So,
metonymy and I have been flailing at each other about John Blake and Barbara Gordon for a few days. She dropped them into my prompt request on Tumblr and I've finally had a moment to play with them. So if you're interested, here's ~700 words of John Blake and Barbara Gordon.
Barbara’s on the other side of the door and suddenly his hands have gone clammy and his throat has gone dry. “So this is Wayne Manor,” she says. “Dad’s description didn’t do it justice.”
“It’s the Boys’ home now,” he says, and curses himself for stating the obvious instead of coming up with something witty and amusing.
She smiles all the same. “Are you going to ask me in, or is my tour to be restricted to the grounds only?”
From somewhere behind him a chorus of voices let’s out a hushed call of ooooooooooh. John rolls his eyes and stands out of the way. The voices break into giggles as she enters and are carried away on scrambling feet before John can close the door.

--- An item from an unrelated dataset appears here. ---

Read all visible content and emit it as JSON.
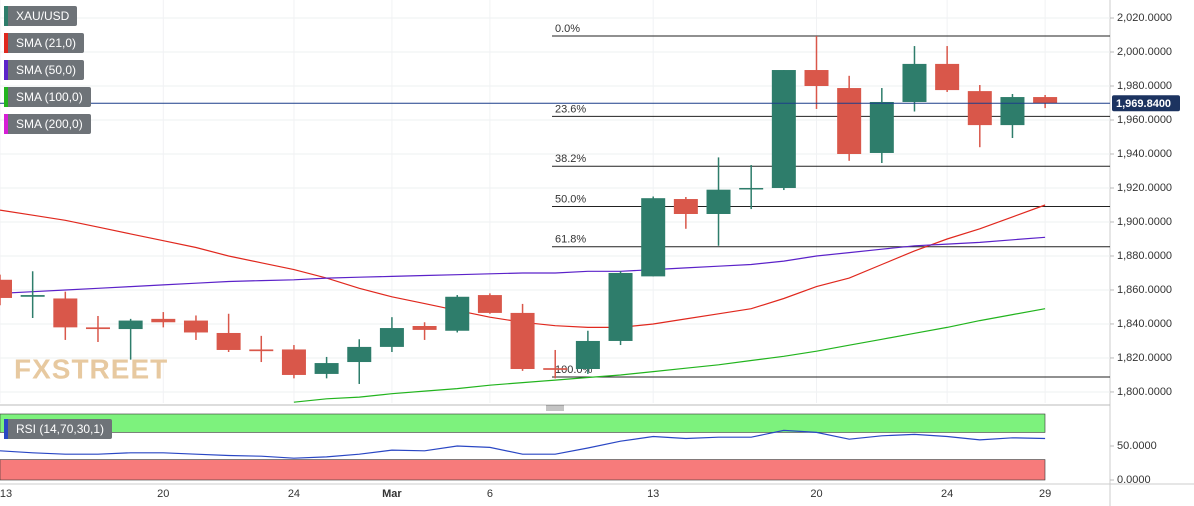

The rubber heels of their sneakers squeak against the marble.
“It looks like you have your hands full.”
“I don’t usually watch the boys, but the Fathers needed the afternoon.” He wipes his hands together and then thrusts them into his pant pockets. Barbara takes in the entryway and then settles her eyes on him. They stand in relative silence as the grandfather clock around the corner ticks away any nerve John has managed to build. “So, uh, to what do we owe the pleasure?”
“Curiosity, mainly.”
“You’re not going to ask me to go back to the force again, are you? Because I’ve been pretty plain with the commissioner about where I’m needed.”

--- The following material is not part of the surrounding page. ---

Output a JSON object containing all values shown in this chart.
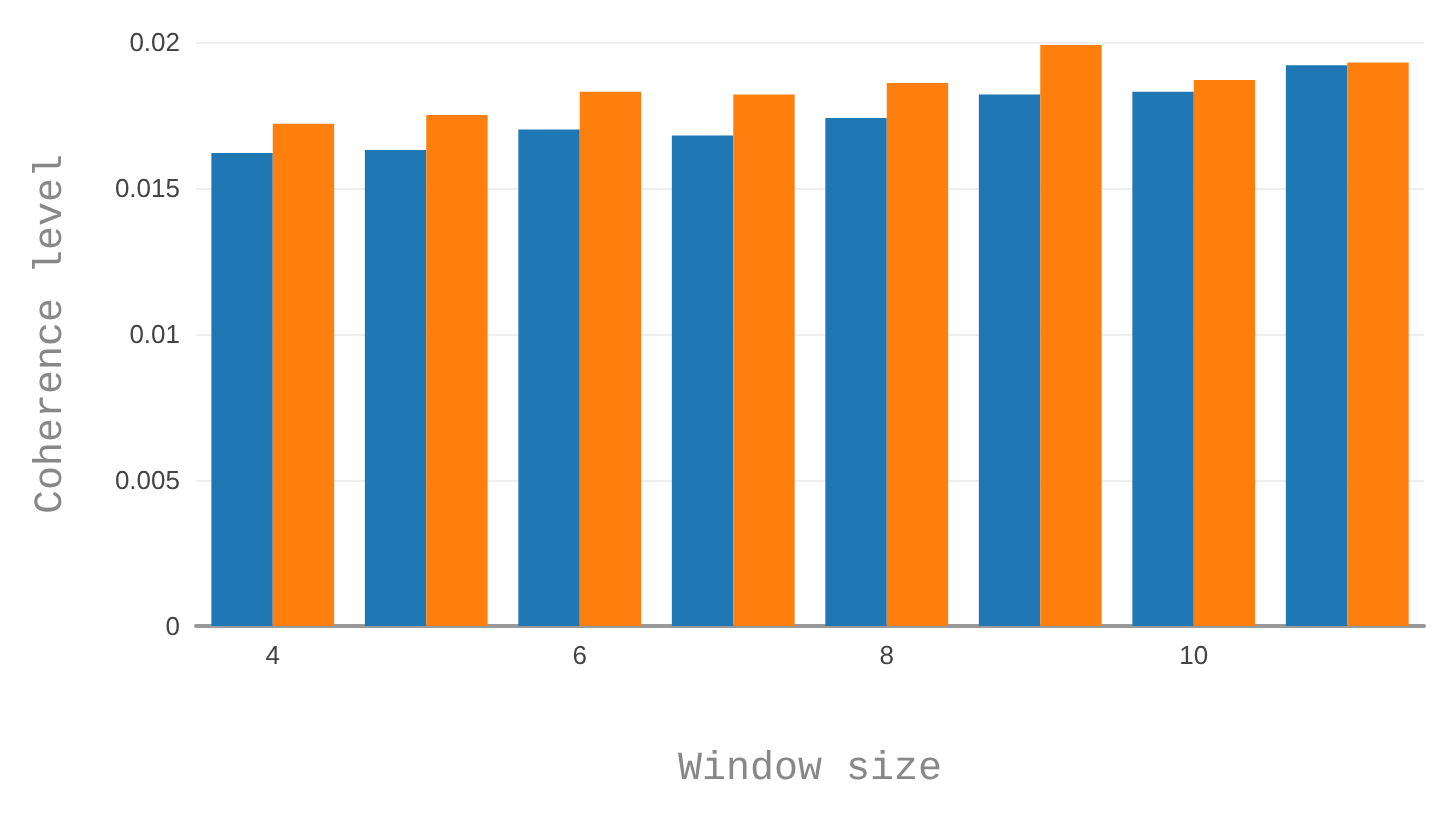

“No. He’s got the message.” She takes him by the elbow and leads him toward the stairs. “Now, do I get to see the library or not?”
There’s a football game happening in the ballroom and slinky races down the front staircase. Several boys greet them as they make their way through the noisy halls. “I don’t imagine it was ever like this when Bruce was growing up,” he says.

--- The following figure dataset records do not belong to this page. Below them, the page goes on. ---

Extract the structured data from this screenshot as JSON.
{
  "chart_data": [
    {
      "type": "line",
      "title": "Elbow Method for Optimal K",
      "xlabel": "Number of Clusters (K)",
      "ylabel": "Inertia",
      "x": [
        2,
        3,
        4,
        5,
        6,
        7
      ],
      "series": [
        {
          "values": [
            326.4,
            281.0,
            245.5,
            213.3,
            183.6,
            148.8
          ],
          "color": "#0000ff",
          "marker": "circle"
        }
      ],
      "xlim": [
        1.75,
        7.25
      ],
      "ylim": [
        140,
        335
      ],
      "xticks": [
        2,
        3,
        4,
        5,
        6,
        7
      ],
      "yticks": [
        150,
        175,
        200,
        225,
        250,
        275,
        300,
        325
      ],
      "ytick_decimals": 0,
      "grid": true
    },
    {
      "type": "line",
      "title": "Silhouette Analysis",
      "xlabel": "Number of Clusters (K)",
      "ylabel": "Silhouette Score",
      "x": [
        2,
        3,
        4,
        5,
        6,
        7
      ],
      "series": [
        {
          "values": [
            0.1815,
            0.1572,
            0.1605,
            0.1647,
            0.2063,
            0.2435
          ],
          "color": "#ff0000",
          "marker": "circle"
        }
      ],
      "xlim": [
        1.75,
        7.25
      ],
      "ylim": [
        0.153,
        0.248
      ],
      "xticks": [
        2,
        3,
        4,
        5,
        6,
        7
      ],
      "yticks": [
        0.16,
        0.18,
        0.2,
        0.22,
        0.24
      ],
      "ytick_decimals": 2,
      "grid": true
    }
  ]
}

At the same time, Barbara says, “They replaced the Bat Signal.”
“I’m sorry?”
“The Bat Signal, they’ve replaced it.”
“Batman is...gone,” John says carefully.
“Whatever you say, detective.” They reach the doorway to the library and Barbara enters ahead of him. He opens his mouth to remind her that he’s not a detective anymore, but she’s already disappeared behind one of the shelves. When he catches up to her she’s perched on the rolling shelf ladder with a book on her lap, gently rocking herself back and forth with her feet.
Barbara belongs here. He doesn’t know if it’s because she’s made herself at home or because he wants her so desperately that he’s writing her in to every part of his life, but she's more at home than many of the boys who’ve lived in the mansion for months. John wonders if she’d be just as at ease in the caves below.
She looks up. “So it does smile.”
“What?” he asks. He brings his hand up to touch the corner of his mouth before he realizes what he’s doing.
“Oh, to hell with it,” she says. Barbara closes the book and places it on the bottom ladder rung as she stands. She moves toward John and he moves back. He catches his shoulder blades on the shelf behind him. “You rush into everything except the things you should rush into.”
Barbara grasps the sides of his face and kisses him.
John’s brain is yelling commands at his body, but there are too many to follow at once. He thinks about how odd it is that he can block a crowbar to his head with muscle memory, but he can’t block a kiss. When he finally gets traction he places his hands on the small of her back and pulls her close to him. It’s nice, and just a little reckless because they could be found out by the boys at any moment. He breaks away.
“Are books a kink of yours, then?”
She kisses his nose. “Books. And justice. And boys in black and blue.”
“I’m really not--”
Barbara cuts him off. “Don’t worry. I won’t tell the Fathers that you have a thing for justice too.”